Com uma porta de mogno acastanhado escuro à minha frente, eu não sabia
o que fazer ali nem a hora que estava a passar, até não recordava se tinha
respirado, só estava ali a observar a porta, sem me mexer. De repente, a porta
moveu-se e iluminou em simultâneo, apareceu o vulto negro que me impediu de
reagir ou pensar, mas, naquele momento, só me dei conta de que tinha tocado a
campainha, devido ao meu dedo indicador. Depois olhei para o vulto visível que
era um humano a atender-me.
-Olá!
-Não sei!
-O quê?
-Pensei que tinha sabido a resposta mas acabei de ter uma branca.
-O que queres dizer com isso?
-Penso que é difícil.
-Não entendo o que estás a dizer. Aqui está frio, não queres entrar?
-Aí está! É essa a questão! Por isso não sei se quero entrar.
-Por que não sabes? Não creio que seja uma decisão tão difícil.
-Sim é, muito! Muito mais do que complexo! Mais do que julgas.
-Então vamos ficar por aqui a falar sobre isso?
-Convém! Nem quero dar um passo para a frente nem para trás, portanto,
se me permites, ficamos aqui a falar sobre isso e tudo.
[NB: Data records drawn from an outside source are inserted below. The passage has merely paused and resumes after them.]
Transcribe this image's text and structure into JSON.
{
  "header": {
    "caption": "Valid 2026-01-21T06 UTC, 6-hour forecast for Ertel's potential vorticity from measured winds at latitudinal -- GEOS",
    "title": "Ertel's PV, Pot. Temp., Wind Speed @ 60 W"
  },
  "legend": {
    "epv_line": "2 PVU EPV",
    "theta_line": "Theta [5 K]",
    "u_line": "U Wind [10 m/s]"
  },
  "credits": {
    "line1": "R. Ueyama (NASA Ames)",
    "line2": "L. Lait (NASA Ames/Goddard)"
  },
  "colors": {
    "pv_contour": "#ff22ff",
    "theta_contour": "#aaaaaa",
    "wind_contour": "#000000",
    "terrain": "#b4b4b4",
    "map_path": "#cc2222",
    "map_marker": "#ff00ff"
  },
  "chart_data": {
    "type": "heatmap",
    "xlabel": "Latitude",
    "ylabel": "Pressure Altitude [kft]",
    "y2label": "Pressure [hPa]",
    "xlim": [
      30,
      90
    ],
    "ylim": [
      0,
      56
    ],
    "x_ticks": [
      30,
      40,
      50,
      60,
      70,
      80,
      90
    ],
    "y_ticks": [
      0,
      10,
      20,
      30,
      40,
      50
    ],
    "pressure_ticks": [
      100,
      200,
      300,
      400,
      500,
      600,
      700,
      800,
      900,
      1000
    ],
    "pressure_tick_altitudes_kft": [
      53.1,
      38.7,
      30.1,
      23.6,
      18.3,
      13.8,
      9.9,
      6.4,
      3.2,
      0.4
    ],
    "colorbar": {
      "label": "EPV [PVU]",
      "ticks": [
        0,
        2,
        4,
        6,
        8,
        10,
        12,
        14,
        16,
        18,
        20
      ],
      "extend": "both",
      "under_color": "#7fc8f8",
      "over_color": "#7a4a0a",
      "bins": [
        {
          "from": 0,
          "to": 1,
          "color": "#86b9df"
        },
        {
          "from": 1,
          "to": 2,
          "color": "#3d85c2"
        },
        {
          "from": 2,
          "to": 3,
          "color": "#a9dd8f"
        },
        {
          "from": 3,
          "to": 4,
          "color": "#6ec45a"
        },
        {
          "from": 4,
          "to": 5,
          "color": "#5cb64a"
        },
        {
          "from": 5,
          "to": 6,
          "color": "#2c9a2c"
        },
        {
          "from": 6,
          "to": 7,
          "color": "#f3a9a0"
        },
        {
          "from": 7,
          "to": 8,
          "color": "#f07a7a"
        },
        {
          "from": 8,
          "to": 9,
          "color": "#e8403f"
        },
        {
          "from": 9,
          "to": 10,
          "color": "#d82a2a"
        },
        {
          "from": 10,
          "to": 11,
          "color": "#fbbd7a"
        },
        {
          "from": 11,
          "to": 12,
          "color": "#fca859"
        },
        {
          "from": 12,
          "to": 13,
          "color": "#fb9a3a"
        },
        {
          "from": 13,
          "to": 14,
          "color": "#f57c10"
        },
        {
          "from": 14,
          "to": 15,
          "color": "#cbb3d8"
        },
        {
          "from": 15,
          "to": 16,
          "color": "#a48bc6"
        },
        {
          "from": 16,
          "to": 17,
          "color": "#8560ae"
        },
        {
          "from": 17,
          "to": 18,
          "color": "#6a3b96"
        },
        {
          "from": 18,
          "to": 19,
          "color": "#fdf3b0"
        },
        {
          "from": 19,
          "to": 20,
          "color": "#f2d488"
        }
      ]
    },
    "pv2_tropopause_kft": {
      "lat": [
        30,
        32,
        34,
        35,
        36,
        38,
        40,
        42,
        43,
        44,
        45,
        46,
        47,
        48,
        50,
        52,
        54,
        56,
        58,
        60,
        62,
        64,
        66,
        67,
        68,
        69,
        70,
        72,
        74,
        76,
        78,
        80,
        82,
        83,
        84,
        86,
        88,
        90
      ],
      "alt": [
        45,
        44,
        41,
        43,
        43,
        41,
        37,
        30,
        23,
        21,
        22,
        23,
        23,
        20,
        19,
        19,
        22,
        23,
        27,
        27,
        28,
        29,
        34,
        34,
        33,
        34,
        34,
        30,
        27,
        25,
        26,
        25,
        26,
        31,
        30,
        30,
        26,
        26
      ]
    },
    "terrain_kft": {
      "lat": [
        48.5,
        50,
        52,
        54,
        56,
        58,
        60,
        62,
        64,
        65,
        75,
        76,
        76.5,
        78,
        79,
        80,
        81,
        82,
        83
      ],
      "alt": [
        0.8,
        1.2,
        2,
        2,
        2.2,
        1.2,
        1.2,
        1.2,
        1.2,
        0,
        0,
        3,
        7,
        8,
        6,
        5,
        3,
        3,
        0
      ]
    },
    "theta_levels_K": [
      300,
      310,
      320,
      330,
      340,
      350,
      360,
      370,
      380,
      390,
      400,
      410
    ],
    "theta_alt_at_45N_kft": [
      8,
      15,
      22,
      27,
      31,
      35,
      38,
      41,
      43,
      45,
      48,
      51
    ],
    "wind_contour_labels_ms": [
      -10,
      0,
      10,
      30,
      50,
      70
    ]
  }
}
-Isso não tem piada. Estou a morrer de frio, mais valia entrar em casa
que…
-Porta!
-… está quente. O quê?
-Porta! A tua porta.
-Mas o que tem a minha porta?
-A porta define tudo sobre a nossa decisão. Ou cada um de nós com a
decisão.
-A porta…
-A porta pode fechar, certo? E abrir, certo?
-Sim, mas não define nada nem pode fazer sozinha. Tem que ser…
-O auxílio leva a porta a definir.
-Sim, mas sou eu que abro a porta, sou eu que defino ou não e não a
porta.
-A porta é uma definição que temos de usar.
-Por favor, não estou a acompanhar o teu pensamento.
-Imagina, se eu decidisse entrar, seríamos cordiais um com outro,
simpatizamos um com o outro, apreciaremos o tempo se tudo correr bem, com o tempo
a passar, poderíamos deixar de ser cordiais pois iríamos conhecer mais
profundamente os nossos feitios, as nossas maneiras e as nossas capacidades,
que pode ser uma grande vantagem mas também pode ser uma desvantagem. A única
coisa é: se eu entrar e atravessar esta porta, permaneço a sua para sempre e tu
a minha também. Se eu decidisse não entrar, cada um segue a sua vida. Mas não
sei se é uma vantagem para ambos. Talvez possamos ter algumas cicatrizes,
alguns sofrimentos por abandono, ou algo mal resolvido, ou arrependimentos. Mas
também pode ser uma vantagem porque não perdíamos tempo. Entendes?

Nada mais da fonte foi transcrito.